I've long told my bookclub I was going to make them read a romance novel, so this month, I did. Unfortunately, the one I chose -- The Reluctant Widow by Georgette Heyer -- was a little slight on the romance angle, more of a mystery, really, but here were the questions I prepared.


1. Do you typically read romance novels? Why or why not?

2. What about other examples of what's thought of as 'genre fiction' as opposed to literary fiction -- horror, mystery, fantasy, sf, etc. Do you read any of them?

3. Georgette Heyer basically invented the Regency romance genre, attempting to emulate the novels of Jane Austen, with 150 years between them. If you've read Austen, does the Reluctant Widow genuinely compare? Were you aware of when the book was written? Would you have guessed if you didn't know?

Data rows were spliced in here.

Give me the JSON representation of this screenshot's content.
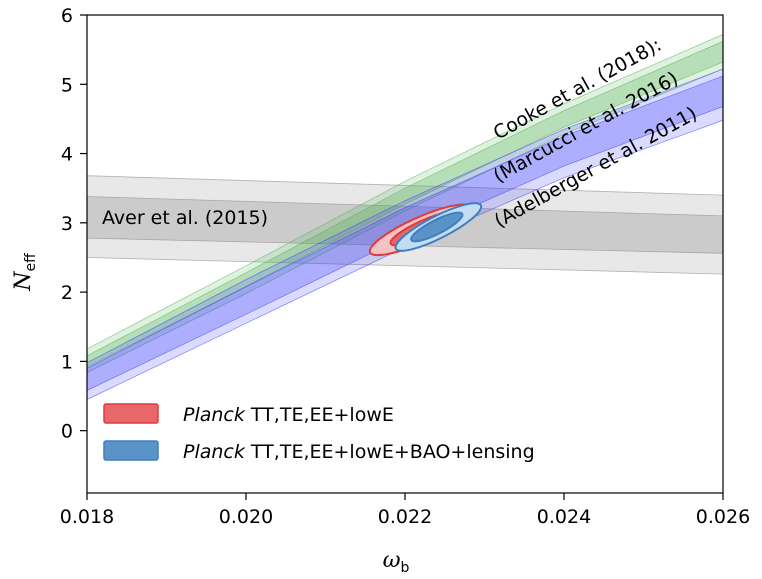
{
  "chart_data": {
    "type": "contour",
    "xlabel": "ω",
    "xlabel_sub": "b",
    "ylabel": "N",
    "ylabel_sub": "eff",
    "xlim": [
      0.018,
      0.026
    ],
    "ylim": [
      -0.9,
      6
    ],
    "x_ticks": [
      0.018,
      0.02,
      0.022,
      0.024,
      0.026
    ],
    "x_tick_labels": [
      "0.018",
      "0.020",
      "0.022",
      "0.024",
      "0.026"
    ],
    "y_ticks": [
      0,
      1,
      2,
      3,
      4,
      5,
      6
    ],
    "y_tick_labels": [
      "0",
      "1",
      "2",
      "3",
      "4",
      "5",
      "6"
    ],
    "bands": [
      {
        "name": "aver",
        "label": "Aver et al. (2015)",
        "color": "#808080",
        "inner": {
          "upper": [
            [
              0.018,
              3.38
            ],
            [
              0.026,
              3.1
            ]
          ],
          "lower": [
            [
              0.018,
              2.78
            ],
            [
              0.026,
              2.56
            ]
          ]
        },
        "outer": {
          "upper": [
            [
              0.018,
              3.68
            ],
            [
              0.026,
              3.4
            ]
          ],
          "lower": [
            [
              0.018,
              2.5
            ],
            [
              0.026,
              2.26
            ]
          ]
        }
      },
      {
        "name": "marcucci",
        "label": "(Marcucci et al. 2016)",
        "color": "#4caf50",
        "inner": {
          "upper": [
            [
              0.018,
              1.08
            ],
            [
              0.02,
              2.28
            ],
            [
              0.022,
              3.5
            ],
            [
              0.024,
              4.62
            ],
            [
              0.026,
              5.62
            ]
          ],
          "lower": [
            [
              0.018,
              0.92
            ],
            [
              0.02,
              2.08
            ],
            [
              0.022,
              3.27
            ],
            [
              0.024,
              4.38
            ],
            [
              0.026,
              5.32
            ]
          ]
        },
        "outer": {
          "upper": [
            [
              0.018,
              1.18
            ],
            [
              0.02,
              2.38
            ],
            [
              0.022,
              3.6
            ],
            [
              0.024,
              4.72
            ],
            [
              0.026,
              5.72
            ]
          ],
          "lower": [
            [
              0.018,
              0.84
            ],
            [
              0.02,
              1.98
            ],
            [
              0.022,
              3.17
            ],
            [
              0.024,
              4.28
            ],
            [
              0.026,
              5.22
            ]
          ]
        }
      },
      {
        "name": "adelberger",
        "label": "(Adelberger et al. 2011)",
        "color": "#3a3aff",
        "inner": {
          "upper": [
            [
              0.018,
              0.9
            ],
            [
              0.02,
              2.08
            ],
            [
              0.022,
              3.22
            ],
            [
              0.024,
              4.25
            ],
            [
              0.026,
              5.12
            ]
          ],
          "lower": [
            [
              0.018,
              0.58
            ],
            [
              0.02,
              1.68
            ],
            [
              0.022,
              2.8
            ],
            [
              0.024,
              3.82
            ],
            [
              0.026,
              4.68
            ]
          ]
        },
        "outer": {
          "upper": [
            [
              0.018,
              0.98
            ],
            [
              0.02,
              2.18
            ],
            [
              0.022,
              3.32
            ],
            [
              0.024,
              4.35
            ],
            [
              0.026,
              5.22
            ]
          ],
          "lower": [
            [
              0.018,
              0.45
            ],
            [
              0.02,
              1.55
            ],
            [
              0.022,
              2.65
            ],
            [
              0.024,
              3.65
            ],
            [
              0.026,
              4.48
            ]
          ]
        }
      }
    ],
    "annotations": {
      "cooke": "Cooke et al. (2018):",
      "marcucci": "(Marcucci et al. 2016)",
      "adelberger": "(Adelberger et al. 2011)",
      "aver": "Aver et al. (2015)"
    },
    "contours": [
      {
        "name": "planck-tt-te-ee-lowe",
        "color_fill": "#e8686a",
        "color_edge": "#e03a3c",
        "outer": {
          "cx": 0.0222,
          "cy": 2.9,
          "rx": 0.0007,
          "ry": 0.18,
          "angle_deg": -24
        },
        "inner": {
          "cx": 0.02225,
          "cy": 2.92,
          "rx": 0.00047,
          "ry": 0.12,
          "angle_deg": -24
        }
      },
      {
        "name": "planck-bao-lensing",
        "color_fill": "#5a93c8",
        "color_edge": "#3d7fc2",
        "outer": {
          "cx": 0.02242,
          "cy": 2.94,
          "rx": 0.0006,
          "ry": 0.16,
          "angle_deg": -27
        },
        "inner": {
          "cx": 0.0224,
          "cy": 2.94,
          "rx": 0.00036,
          "ry": 0.1,
          "angle_deg": -27
        }
      }
    ],
    "legend": [
      {
        "italic": "Planck",
        "text": " TT,TE,EE+lowE",
        "color": "#e8686a",
        "edge": "#e03a3c"
      },
      {
        "italic": "Planck",
        "text": " TT,TE,EE+lowE+BAO+lensing",
        "color": "#5a93c8",
        "edge": "#3d7fc2"
      }
    ]
  }
}
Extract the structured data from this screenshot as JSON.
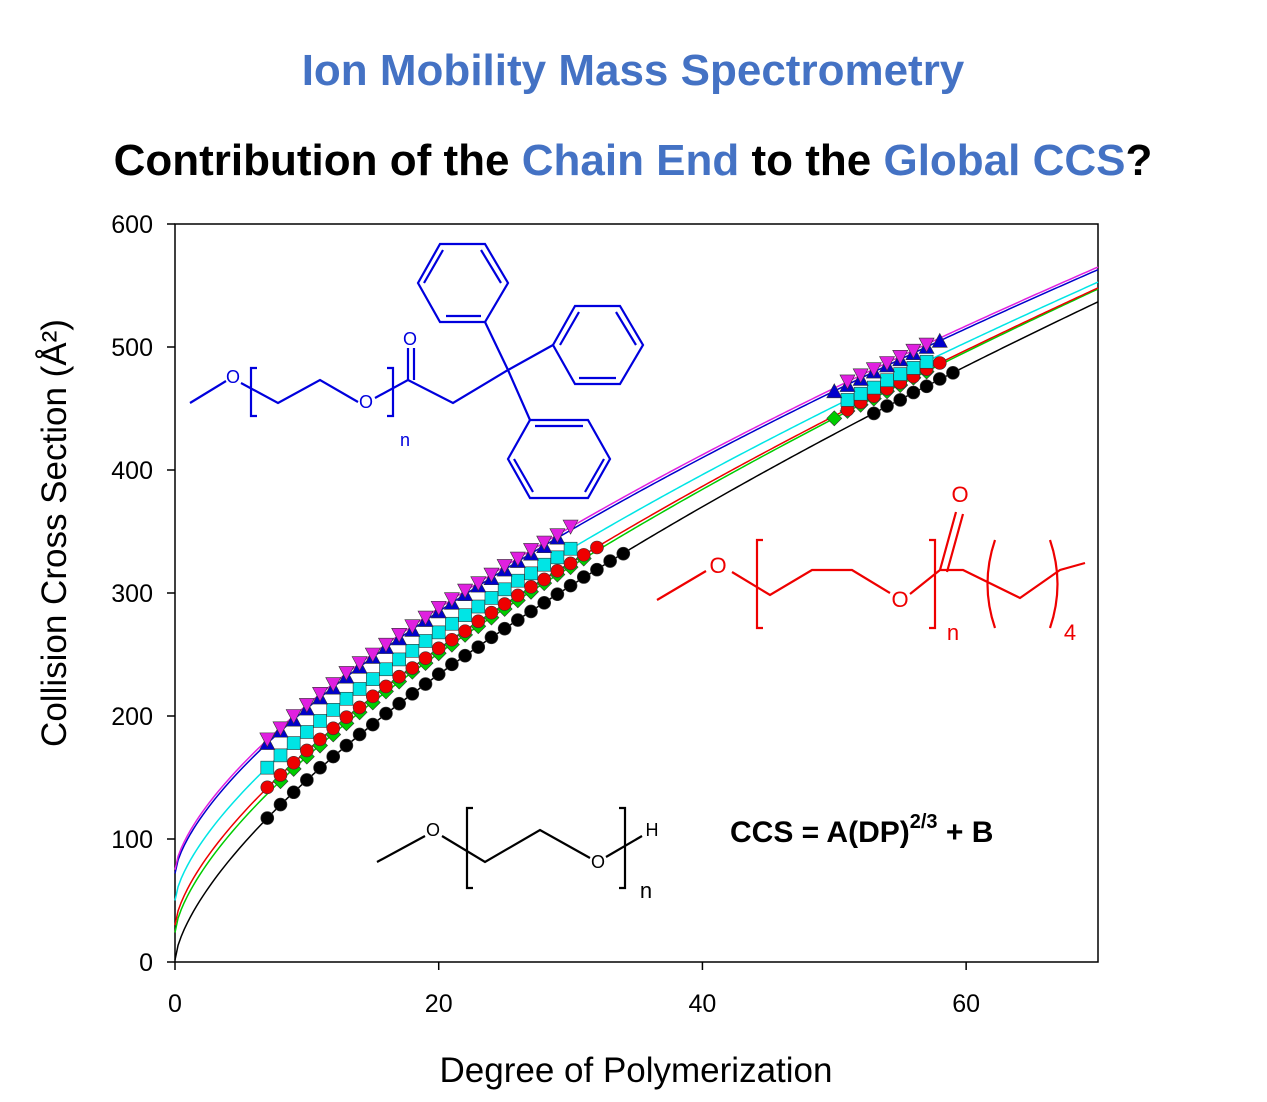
{
  "chart_data": {
    "type": "scatter",
    "title": "Ion Mobility Mass Spectrometry",
    "subtitle_parts": [
      "Contribution of the ",
      "Chain End",
      " to the ",
      "Global CCS",
      "?"
    ],
    "x_label": "Degree of Polymerization",
    "y_label": "Collision Cross Section (Å²)",
    "xlim": [
      0,
      70
    ],
    "ylim": [
      0,
      600
    ],
    "xticks": [
      0,
      20,
      40,
      60
    ],
    "yticks": [
      0,
      100,
      200,
      300,
      400,
      500,
      600
    ],
    "equation": {
      "left": "CCS = A(DP)",
      "exponent": "2/3",
      "right": " + B"
    },
    "structures": {
      "blue": {
        "o1": "O",
        "o2": "O",
        "o3": "O",
        "n": "n"
      },
      "red": {
        "o1": "O",
        "o2": "O",
        "o3": "O",
        "n": "n",
        "count": "4"
      },
      "black": {
        "o1": "O",
        "o2": "O",
        "h": "H",
        "n": "n"
      }
    },
    "series": [
      {
        "color": "#000000",
        "marker": "circle",
        "fit": {
          "a": 31.5,
          "b": 1.7
        },
        "x": [
          7,
          8,
          9,
          10,
          11,
          12,
          13,
          14,
          15,
          16,
          17,
          18,
          19,
          20,
          21,
          22,
          23,
          24,
          25,
          26,
          27,
          28,
          29,
          30,
          31,
          32,
          33,
          34,
          53,
          54,
          55,
          56,
          57,
          58,
          59
        ],
        "values": [
          117,
          128,
          138,
          148,
          158,
          167,
          176,
          185,
          193,
          202,
          210,
          218,
          226,
          234,
          242,
          249,
          256,
          264,
          271,
          278,
          285,
          292,
          299,
          306,
          313,
          319,
          326,
          332,
          446,
          452,
          457,
          463,
          468,
          474,
          479
        ]
      },
      {
        "color": "#00cc00",
        "marker": "diamond",
        "fit": {
          "a": 30.8,
          "b": 24
        },
        "x": [
          8,
          9,
          10,
          11,
          12,
          13,
          14,
          15,
          16,
          17,
          18,
          19,
          20,
          21,
          22,
          23,
          24,
          25,
          26,
          27,
          28,
          29,
          30,
          31,
          50,
          51,
          52,
          53,
          54,
          55,
          56,
          57
        ],
        "values": [
          147,
          157,
          167,
          176,
          185,
          194,
          203,
          211,
          220,
          228,
          236,
          243,
          251,
          258,
          266,
          273,
          280,
          287,
          294,
          301,
          308,
          315,
          321,
          328,
          442,
          448,
          453,
          458,
          464,
          469,
          475,
          480
        ]
      },
      {
        "color": "#ee0000",
        "marker": "circle",
        "fit": {
          "a": 30.5,
          "b": 30
        },
        "x": [
          7,
          8,
          9,
          10,
          11,
          12,
          13,
          14,
          15,
          16,
          17,
          18,
          19,
          20,
          21,
          22,
          23,
          24,
          25,
          26,
          27,
          28,
          29,
          30,
          31,
          32,
          51,
          52,
          53,
          54,
          55,
          56,
          57,
          58
        ],
        "values": [
          142,
          152,
          162,
          172,
          181,
          190,
          199,
          207,
          216,
          224,
          232,
          239,
          247,
          255,
          262,
          269,
          277,
          284,
          291,
          298,
          305,
          311,
          318,
          324,
          331,
          337,
          449,
          455,
          460,
          466,
          471,
          476,
          482,
          487
        ]
      },
      {
        "color": "#00e5e5",
        "marker": "square",
        "fit": {
          "a": 29.6,
          "b": 50
        },
        "x": [
          7,
          8,
          9,
          10,
          11,
          12,
          13,
          14,
          15,
          16,
          17,
          18,
          19,
          20,
          21,
          22,
          23,
          24,
          25,
          26,
          27,
          28,
          29,
          30,
          51,
          52,
          53,
          54,
          55,
          56,
          57
        ],
        "values": [
          158,
          168,
          178,
          187,
          196,
          205,
          214,
          222,
          230,
          238,
          246,
          253,
          261,
          268,
          275,
          282,
          289,
          296,
          303,
          310,
          316,
          323,
          329,
          336,
          457,
          462,
          467,
          473,
          478,
          483,
          488
        ]
      },
      {
        "color": "#0000cc",
        "marker": "triangle-up",
        "fit": {
          "a": 28.9,
          "b": 72
        },
        "x": [
          7,
          8,
          9,
          10,
          11,
          12,
          13,
          14,
          15,
          16,
          17,
          18,
          19,
          20,
          21,
          22,
          23,
          24,
          25,
          26,
          27,
          28,
          29,
          50,
          51,
          52,
          53,
          54,
          55,
          56,
          57,
          58
        ],
        "values": [
          178,
          188,
          197,
          206,
          215,
          223,
          232,
          240,
          248,
          256,
          263,
          270,
          278,
          285,
          292,
          299,
          306,
          312,
          319,
          326,
          332,
          338,
          345,
          464,
          469,
          474,
          480,
          485,
          490,
          495,
          500,
          505
        ]
      },
      {
        "color": "#e020e0",
        "marker": "triangle-down",
        "fit": {
          "a": 28.85,
          "b": 75
        },
        "x": [
          7,
          8,
          9,
          10,
          11,
          12,
          13,
          14,
          15,
          16,
          17,
          18,
          19,
          20,
          21,
          22,
          23,
          24,
          25,
          26,
          27,
          28,
          29,
          30,
          51,
          52,
          53,
          54,
          55,
          56,
          57
        ],
        "values": [
          181,
          190,
          200,
          209,
          218,
          226,
          235,
          243,
          250,
          258,
          266,
          273,
          280,
          288,
          295,
          302,
          308,
          315,
          322,
          328,
          335,
          341,
          347,
          354,
          472,
          477,
          482,
          487,
          492,
          497,
          502
        ]
      }
    ]
  }
}
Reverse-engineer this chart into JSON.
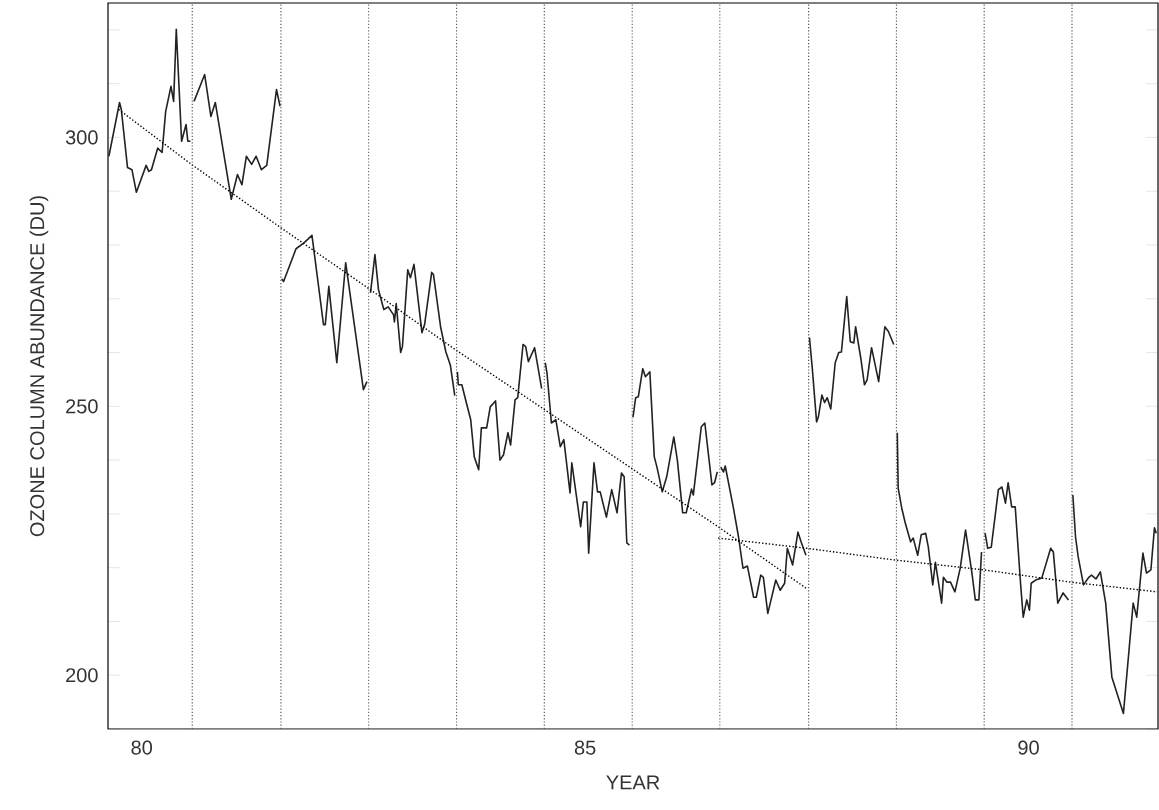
{
  "chart_data": {
    "type": "line",
    "xlabel": "YEAR",
    "ylabel": "OZONE COLUMN ABUNDANCE (DU)",
    "xlim": [
      79.62,
      91.46
    ],
    "ylim": [
      190,
      325
    ],
    "xticks": [
      80,
      85,
      90
    ],
    "yticks": [
      {
        "value": 190,
        "label": null
      },
      200,
      {
        "value": 210,
        "label": null
      },
      {
        "value": 220,
        "label": null
      },
      {
        "value": 230,
        "label": null
      },
      {
        "value": 240,
        "label": null
      },
      250,
      {
        "value": 260,
        "label": null
      },
      {
        "value": 270,
        "label": null
      },
      {
        "value": 280,
        "label": null
      },
      {
        "value": 290,
        "label": null
      },
      300,
      {
        "value": 310,
        "label": null
      },
      {
        "value": 320,
        "label": null
      }
    ],
    "grid": false,
    "marker": "none",
    "line_style": "solid",
    "series": [
      {
        "color": "#222222",
        "x": [
          79.63,
          79.75,
          79.77,
          79.84,
          79.89,
          79.94,
          80.05,
          80.08,
          80.11,
          80.18,
          80.23,
          80.27,
          80.33,
          80.36,
          80.39,
          80.45,
          80.5,
          80.52,
          80.55,
          80.57,
          80.59,
          80.71,
          80.78,
          80.83,
          81.01,
          81.08,
          81.13,
          81.18,
          81.24,
          81.29,
          81.35,
          81.41,
          81.52,
          81.56,
          81.57,
          81.58,
          81.6,
          81.74,
          81.83,
          81.92,
          82.05,
          82.07,
          82.11,
          82.2,
          82.3,
          82.5,
          82.54,
          82.56,
          82.58,
          82.63,
          82.67,
          82.73,
          82.78,
          82.84,
          82.85,
          82.87,
          82.92,
          82.94,
          83.0,
          83.03,
          83.07,
          83.16,
          83.19,
          83.27,
          83.29,
          83.37,
          83.43,
          83.48,
          83.53,
          83.55,
          83.56,
          83.57,
          83.61,
          83.66,
          83.71,
          83.75,
          83.8,
          83.83,
          83.89,
          83.93,
          83.99,
          84.04,
          84.08,
          84.13,
          84.16,
          84.21,
          84.24,
          84.3,
          84.33,
          84.36,
          84.43,
          84.51,
          84.54,
          84.55,
          84.57,
          84.62,
          84.67,
          84.72,
          84.76,
          84.83,
          84.85,
          84.95,
          84.98,
          85.02,
          85.04,
          85.1,
          85.14,
          85.17,
          85.24,
          85.3,
          85.36,
          85.41,
          85.44,
          85.47,
          85.5,
          85.53,
          85.54,
          85.57,
          85.6,
          85.65,
          85.68,
          85.73,
          85.78,
          85.81,
          85.87,
          85.92,
          86.0,
          86.04,
          86.1,
          86.14,
          86.2,
          86.22,
          86.31,
          86.35,
          86.43,
          86.46,
          86.49,
          86.52,
          86.53,
          86.56,
          86.58,
          86.67,
          86.73,
          86.78,
          86.83,
          86.9,
          86.93,
          86.98,
          87.01,
          87.06,
          87.15,
          87.2,
          87.25,
          87.28,
          87.34,
          87.4,
          87.44,
          87.49,
          87.52,
          87.53,
          87.54,
          87.56,
          87.61,
          87.63,
          87.67,
          87.7,
          87.73,
          87.77,
          87.82,
          87.86,
          87.89,
          87.95,
          87.99,
          88.03,
          88.05,
          88.11,
          88.15,
          88.18,
          88.23,
          88.31,
          88.38,
          88.42,
          88.48,
          88.51,
          88.52,
          88.53,
          88.57,
          88.61,
          88.67,
          88.7,
          88.75,
          88.79,
          88.84,
          88.87,
          88.92,
          88.95,
          89.02,
          89.04,
          89.08,
          89.12,
          89.17,
          89.23,
          89.29,
          89.36,
          89.4,
          89.44,
          89.47,
          89.5,
          89.51,
          89.54,
          89.58,
          89.66,
          89.7,
          89.74,
          89.77,
          89.81,
          89.85,
          89.91,
          89.94,
          89.98,
          90.01,
          90.03,
          90.08,
          90.15,
          90.25,
          90.28,
          90.33,
          90.39,
          90.45,
          90.49,
          90.5,
          90.53,
          90.56,
          90.62,
          90.68,
          90.71,
          90.76,
          90.81,
          90.87,
          90.94,
          91.07,
          91.18,
          91.22,
          91.29,
          91.33,
          91.38,
          91.42,
          91.44
        ],
        "values": [
          296.5,
          306.5,
          305.2,
          294.4,
          294.0,
          289.8,
          294.8,
          293.7,
          294.0,
          298.0,
          297.2,
          304.8,
          309.5,
          306.7,
          320.1,
          299.3,
          302.4,
          299.3,
          299.3,
          null,
          306.7,
          311.7,
          303.9,
          306.5,
          288.5,
          293.1,
          291.2,
          296.5,
          295.0,
          296.5,
          294.0,
          294.8,
          308.9,
          305.8,
          null,
          273.7,
          273.2,
          279.3,
          280.4,
          281.8,
          265.2,
          265.2,
          272.3,
          258.1,
          276.7,
          253.1,
          254.6,
          null,
          271.1,
          278.2,
          271.7,
          268.0,
          268.5,
          267.0,
          265.7,
          269.1,
          260.0,
          261.1,
          275.4,
          273.9,
          276.4,
          263.7,
          265.2,
          274.9,
          274.5,
          264.8,
          260.1,
          257.7,
          252.0,
          null,
          256.4,
          254.0,
          254.0,
          250.7,
          247.5,
          240.6,
          238.2,
          246.0,
          246.0,
          249.9,
          251.0,
          240.0,
          241.0,
          245.1,
          242.8,
          251.2,
          251.6,
          261.5,
          261.1,
          258.3,
          260.9,
          253.3,
          null,
          258.1,
          256.2,
          246.9,
          247.5,
          242.5,
          243.8,
          233.9,
          239.5,
          227.6,
          232.2,
          232.2,
          222.7,
          239.5,
          234.1,
          234.1,
          229.4,
          234.5,
          230.2,
          237.6,
          236.9,
          224.6,
          224.2,
          null,
          248.0,
          251.6,
          251.8,
          257.0,
          255.5,
          256.4,
          240.6,
          238.7,
          234.1,
          236.9,
          244.3,
          240.0,
          230.2,
          230.2,
          234.6,
          233.5,
          246.2,
          246.9,
          235.4,
          235.8,
          237.8,
          null,
          238.7,
          237.8,
          238.9,
          231.3,
          225.7,
          219.9,
          220.3,
          214.5,
          214.5,
          218.6,
          218.2,
          211.5,
          217.7,
          215.8,
          217.1,
          223.6,
          220.5,
          226.6,
          224.6,
          222.3,
          null,
          262.8,
          260.9,
          257.4,
          247.1,
          248.0,
          252.1,
          250.7,
          251.6,
          249.5,
          258.1,
          260.0,
          260.1,
          270.4,
          262.0,
          261.8,
          264.8,
          258.8,
          254.0,
          254.9,
          260.9,
          254.6,
          264.8,
          263.9,
          261.5,
          null,
          245.1,
          234.8,
          231.1,
          228.3,
          224.8,
          225.5,
          222.3,
          226.1,
          226.4,
          223.8,
          216.8,
          221.0,
          213.4,
          218.2,
          217.3,
          217.3,
          215.5,
          219.9,
          227.0,
          219.2,
          214.0,
          214.0,
          222.9,
          null,
          226.4,
          223.6,
          223.8,
          234.5,
          235.0,
          232.0,
          235.8,
          231.3,
          231.3,
          217.1,
          210.8,
          214.0,
          212.1,
          217.1,
          217.7,
          218.1,
          223.6,
          222.9,
          213.4,
          215.3,
          214.0,
          null,
          233.5,
          225.7,
          222.0,
          216.8,
          218.2,
          218.6,
          217.9,
          219.2,
          213.4,
          199.6,
          192.9,
          213.4,
          210.8,
          222.7,
          219.0,
          219.6,
          227.4,
          226.4
        ]
      },
      {
        "color": "#000000",
        "line_style": "dotted",
        "x": [
          79.74,
          80.56,
          81.57,
          82.56,
          83.54,
          84.55,
          85.52,
          86.5,
          87.49
        ],
        "values": [
          305.2,
          295.0,
          283.2,
          271.9,
          260.5,
          249.3,
          238.5,
          227.6,
          216.2
        ]
      },
      {
        "color": "#000000",
        "line_style": "dotted",
        "x": [
          86.5,
          87.5,
          88.5,
          89.49,
          90.48,
          91.45
        ],
        "values": [
          225.5,
          223.6,
          221.4,
          219.6,
          217.3,
          215.5
        ]
      }
    ],
    "ref_lines": [
      {
        "axis": "x",
        "value": 80.57,
        "color": "#555555",
        "line_style": "dotted"
      },
      {
        "axis": "x",
        "value": 81.57,
        "color": "#555555",
        "line_style": "dotted"
      },
      {
        "axis": "x",
        "value": 82.56,
        "color": "#555555",
        "line_style": "dotted"
      },
      {
        "axis": "x",
        "value": 83.55,
        "color": "#555555",
        "line_style": "dotted"
      },
      {
        "axis": "x",
        "value": 84.54,
        "color": "#555555",
        "line_style": "dotted"
      },
      {
        "axis": "x",
        "value": 85.53,
        "color": "#555555",
        "line_style": "dotted"
      },
      {
        "axis": "x",
        "value": 86.52,
        "color": "#555555",
        "line_style": "dotted"
      },
      {
        "axis": "x",
        "value": 87.52,
        "color": "#555555",
        "line_style": "dotted"
      },
      {
        "axis": "x",
        "value": 88.51,
        "color": "#555555",
        "line_style": "dotted"
      },
      {
        "axis": "x",
        "value": 89.5,
        "color": "#555555",
        "line_style": "dotted"
      },
      {
        "axis": "x",
        "value": 90.49,
        "color": "#555555",
        "line_style": "dotted"
      }
    ]
  }
}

4. Kathleen Woodiwiss is said to have invented 'modern romance' in 1972, with The Flame and The Flower, the first book to have followed the characters into the bedroom. Heyer's predates the bodice-ripper innovation, so there's no physical affection between the characters in her books (other than one kiss, typically). Do you have a preference for style?

5. One common criticism of romance novels is that the romance itself seems to arise out of nothing -- characters with little in common and no real reason to fall in love other than that they did. Did the romance itself feel believable in this novel?

6. What about the mystery element?

7. Genre tropes:
* mystery or farce elements in the plot
* references to the Ton (le bon ton)
* a secondary romance between another couple in addition to the more serious story involving the main protagonists
* mistaken identity, deliberate or otherwise
* false engagements
* marriages of convenience
* depictions of activities common during the social season such as balls, routs, carriage riding, theatre events, fittings, suppers, assemblies, etc.
* references to, or descriptions of, leisure activities engaged in by fashionable young men of the period, including riding, driving, boxing, gambling, fencing, shooting, etc.


8. A common subject of debate around Regencies is the level of details into things like carriages, pelisses, dances and the like. Did you find the world seems fully inhabitable or would you have liked more or less details about the setting?